I started to learn Chinese just a few weeks ago, and I'm quite interested in the advantages that OCR offer for Asian languages, specifically, the option to make progress in some of the canonical areas of a language -here, speaking and listening, via the study through romanized pinyin- postponing meanwhile others less significant to communicate, as writing and reading.
I've tried massively OCR software - Abby finereader, Acrobat, tesseract etc - and none either is trained, or seems to be trainable, to get right diacritics like ū or ǒ, so here we are.
Could anyone help me with this issue please?
Thank y'all in advance.
PS: I know this forum is about Japanese, but admittedly, comparing it to the RH one, the latter is simply derisory, so congratulations on such an impressive effort.
I have many resources just in hanzi, such as grammars not oriented to foreign learners and linguistic material - Asian approach- etc and, after studying a lot of Chinese Phonology, I would like to practice tone processes as I read it all aloud; in short, I try to develop a kind of optimizing theory applied to languages.
Thanks anyway!
comeauch
Member
From: Canada
Registered: 2011-11-04
Posts: 175
If you can get the text OCR'd in hanzi, the hanzi to pinyin conversion shouldn't be very difficult: Google Translate does a good job and includes diacritics... Just copy-paste the hanzi text and under it, the pinyin appears... For example, I copy-pasted something from China Daily: "正在中国访问的新西兰外交部长默里麦卡利于22日举行新闻发布会,对持续发酵的“毒奶粉”事件深表遗憾,称恒天然公司若让消费者失望,也就是让新西兰失望。" and it instantly "decodes" it as "Zhèngzài zhōngguó fǎngwèn de xīnxīlán wàijiāo bùzhǎng mò lǐ mài kǎ lìyú 22 rì jǔxíng xīnwén fābù huì, duì chíxù fāxiào de “dú nǎifěn” shìjiàn shēn biǎo yíhàn, chēng héng tiānrán gōngsī ruò ràng xiāofèi zhě shīwàng, yě jiùshì ràng xīnxīlán shīwàng."
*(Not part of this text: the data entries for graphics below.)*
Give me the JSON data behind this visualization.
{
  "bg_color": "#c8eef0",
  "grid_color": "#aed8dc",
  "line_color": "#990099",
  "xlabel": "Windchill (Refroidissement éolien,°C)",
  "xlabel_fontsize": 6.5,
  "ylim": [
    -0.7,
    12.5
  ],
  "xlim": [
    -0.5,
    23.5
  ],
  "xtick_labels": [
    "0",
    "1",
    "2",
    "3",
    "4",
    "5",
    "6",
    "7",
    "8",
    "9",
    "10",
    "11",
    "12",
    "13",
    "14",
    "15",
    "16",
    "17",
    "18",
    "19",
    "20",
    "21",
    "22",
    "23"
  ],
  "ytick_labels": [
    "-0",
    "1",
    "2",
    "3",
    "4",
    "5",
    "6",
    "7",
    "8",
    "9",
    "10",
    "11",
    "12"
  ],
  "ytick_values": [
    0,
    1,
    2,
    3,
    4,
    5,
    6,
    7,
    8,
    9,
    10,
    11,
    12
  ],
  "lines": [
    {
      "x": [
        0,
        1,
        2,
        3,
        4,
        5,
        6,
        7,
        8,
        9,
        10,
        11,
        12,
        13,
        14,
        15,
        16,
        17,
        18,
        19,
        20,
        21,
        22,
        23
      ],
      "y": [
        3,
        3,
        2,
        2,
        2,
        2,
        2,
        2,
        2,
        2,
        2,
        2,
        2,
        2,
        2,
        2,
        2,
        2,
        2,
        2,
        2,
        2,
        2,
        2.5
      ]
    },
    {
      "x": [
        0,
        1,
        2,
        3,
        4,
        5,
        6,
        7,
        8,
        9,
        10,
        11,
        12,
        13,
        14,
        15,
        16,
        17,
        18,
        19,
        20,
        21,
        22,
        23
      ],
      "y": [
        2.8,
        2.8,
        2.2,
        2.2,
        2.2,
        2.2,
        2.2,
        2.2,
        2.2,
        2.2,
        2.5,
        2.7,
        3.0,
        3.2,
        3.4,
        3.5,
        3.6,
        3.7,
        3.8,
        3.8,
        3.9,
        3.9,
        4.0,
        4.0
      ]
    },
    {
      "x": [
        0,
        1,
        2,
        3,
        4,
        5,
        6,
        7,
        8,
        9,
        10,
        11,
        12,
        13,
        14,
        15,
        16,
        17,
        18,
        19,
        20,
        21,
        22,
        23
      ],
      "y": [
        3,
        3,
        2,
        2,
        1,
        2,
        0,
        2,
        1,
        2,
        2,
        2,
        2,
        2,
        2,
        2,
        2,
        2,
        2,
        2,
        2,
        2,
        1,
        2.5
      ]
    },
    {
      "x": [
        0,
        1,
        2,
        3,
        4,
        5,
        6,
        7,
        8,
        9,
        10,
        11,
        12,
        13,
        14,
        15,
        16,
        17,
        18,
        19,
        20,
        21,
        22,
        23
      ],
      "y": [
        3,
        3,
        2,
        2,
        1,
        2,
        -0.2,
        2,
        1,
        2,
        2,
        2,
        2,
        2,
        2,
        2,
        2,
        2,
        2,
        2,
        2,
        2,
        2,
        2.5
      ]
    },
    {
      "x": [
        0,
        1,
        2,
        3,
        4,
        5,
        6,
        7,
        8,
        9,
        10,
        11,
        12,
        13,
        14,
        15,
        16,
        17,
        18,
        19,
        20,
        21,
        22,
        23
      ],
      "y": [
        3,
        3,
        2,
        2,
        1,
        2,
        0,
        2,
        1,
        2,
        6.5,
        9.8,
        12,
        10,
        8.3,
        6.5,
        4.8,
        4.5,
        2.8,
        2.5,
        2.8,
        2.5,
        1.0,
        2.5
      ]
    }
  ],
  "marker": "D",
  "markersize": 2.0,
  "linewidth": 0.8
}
Yeah, that's why I want to OCR'd the material I have, and do it in bulk, cuz those webs allowing a 5 mb max upload are useless in this case. There must be some software developed by somebody somewhere, and that's what I am trying to guess. I cannot understand why no commercial program in the world has already included such diacritics, not even Abby.
Thank you very much for your help anyway.